The Golden Rule is the ethical concept of reciprocity. Our actions towards other should be representative of our expectations regarding how we ourselves are to be treated. When we think of the idea of customer service, it is the Golden Rule that should be the baseline for all our decisions.
I have spent my entire professional career working very directly with ‘customers’. I spent many years working as a teacher with students and parents as my customers. It was my responsibility to provide a service – in that case, education – and meet the varying needs required by those customers. Since then, I have assumed a more direct customer service roll in the field of health care. My experiences in these positions have solidified my belief in the Golden Rule in all circumstances, but especially in working with customers
As employees of our organizations, it is important to remember to view our actions from the customers viewpoint.
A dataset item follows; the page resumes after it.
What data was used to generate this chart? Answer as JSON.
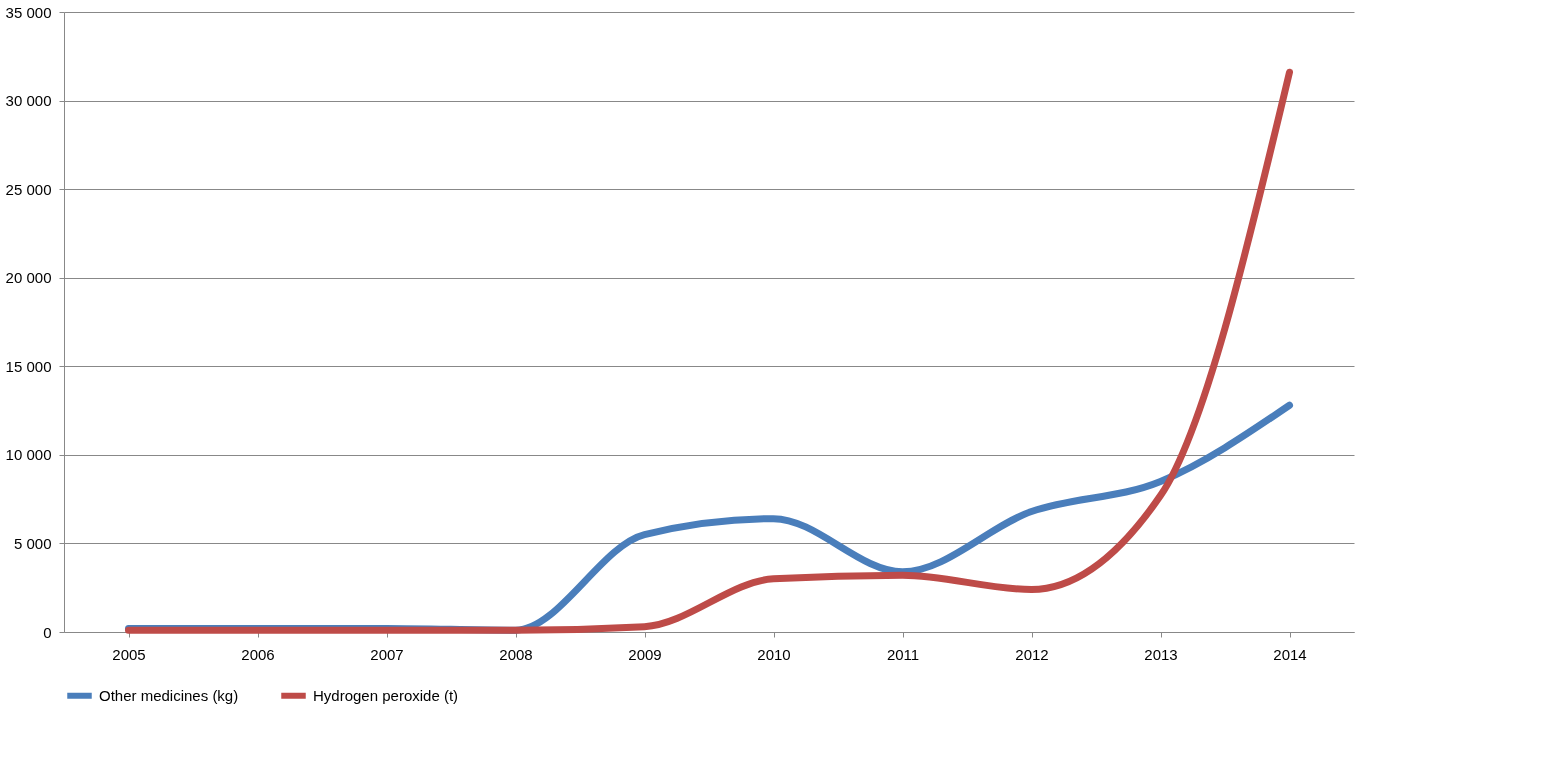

Customers are not privy to all of the behind-the-scenes information to which we have access. It is the customer’s perception of a company, a brand, an individual, or a specific situation that will determine whether they feel validated or ignored. We as professionals have power to mold this perception in a positive way.
Customer service is not always as easy to provide as we may like. The perfect world would see organizations with teams who were able to provide customers whatever they wanted whenever they wanted it. In reality, however, customer requests may be entirely unreasonable or, unfortunately, fraudulent in nature. How do you provide exceptional service to customers while simultaneously acting as a conscientious agent of your organization?
Through this blog, we will explore ways to provide exceptional customer service in the modern day. We will look at the societal, generational, and technological changes that require us to adapt our actions and methods of communication with customers.